In some applications the distance between events is very small, since the assumption is that the events of the types that bounds the windows are very dense, thus the distinction between the two becomes marginal,  however, this is not the general case; in the general case the distance between the 5th and 6th instances of the events may be quite substantial, this is true for many applications.  

This reminds me that in the course that I've taught, the students implemented projects using various products available on the market today, and one of the teams (I will not disclose the product name) has written in its report that indeed the window is closed only when the next event arrives, thus when they debugged their system they added dummy event, otherwise the window would never close.   

More window related discussion - later


Marco said...

Dear Opher,

thanks for replying to my comment on your previous post. I am, however, not completely convinced that the first point you are making is valid.

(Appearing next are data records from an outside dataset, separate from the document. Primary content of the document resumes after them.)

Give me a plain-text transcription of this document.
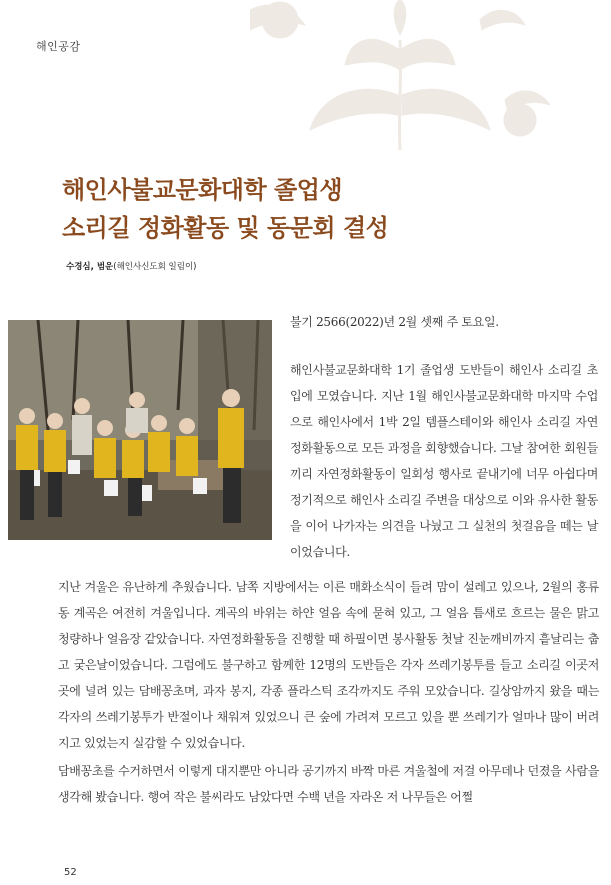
해인공감
해인사불교문화대학 졸업생
소리길 정화활동 및 동문회 결성
수경심, 범운(해인사신도회 일림이)
불기 2566(2022)년 2월 셋째 주 토요일.
해인사불교문화대학 1기 졸업생 도반들이 해인사 소리길 초입에 모였습니다. 지난 1월 해인사불교문화대학 마지막 수업으로 해인사에서 1박 2일 템플스테이와 해인사 소리길 자연정화활동으로 모든 과정을 회향했습니다. 그날 참여한 회원들끼리 자연정화활동이 일회성 행사로 끝내기에 너무 아쉽다며 정기적으로 해인사 소리길 주변을 대상으로 이와 유사한 활동을 이어 나가자는 의견을 나눴고 그 실천의 첫걸음을 떼는 날이었습니다.
지난 겨울은 유난하게 추웠습니다. 남쪽 지방에서는 이른 매화소식이 들려 맘이 설레고 있으나, 2월의 홍류동 계곡은 여전히 겨울입니다. 계곡의 바위는 하얀 얼음 속에 묻혀 있고, 그 얼음 틈새로 흐르는 물은 맑고 청량하나 얼음장 같았습니다. 자연정화활동을 진행할 때 하필이면 봉사활동 첫날 진눈깨비까지 흩날리는 춥고 궂은날이었습니다. 그럼에도 불구하고 함께한 12명의 도반들은 각자 쓰레기봉투를 들고 소리길 이곳저곳에 널려 있는 담배꽁초며, 과자 봉지, 각종 플라스틱 조각까지도 주워 모았습니다. 길상암까지 왔을 때는 각자의 쓰레기봉투가 반절이나 채워져 있었으니 큰 숲에 가려져 모르고 있을 뿐 쓰레기가 얼마나 많이 버려지고 있었는지 실감할 수 있었습니다.
담배꽁초를 수거하면서 이렇게 대지뿐만 아니라 공기까지 바짝 마른 겨울철에 저걸 아무데나 던졌을 사람을 생각해 봤습니다. 행여 작은 불씨라도 남았다면 수백 년을 자라온 저 나무들은 어쩔
52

If there was an event at 10:35, the window would already close at the occurrence of this event. Using the same course of argument, I could say that an event occurring at 10:15 would be included in your closed interval semantics, therefore the window would contain more than 5 events.

Considering the point in time, when events are generated, you are completely right. This is different between both window semantics and this difference might be a major one, depending on the application type.

So, thanks for your clarifications!

Warm Regards

Opher Etzion said...

Hi Marco.

I'll post a follow-up posting to answer your question, the main key is the events may have various distinct roles.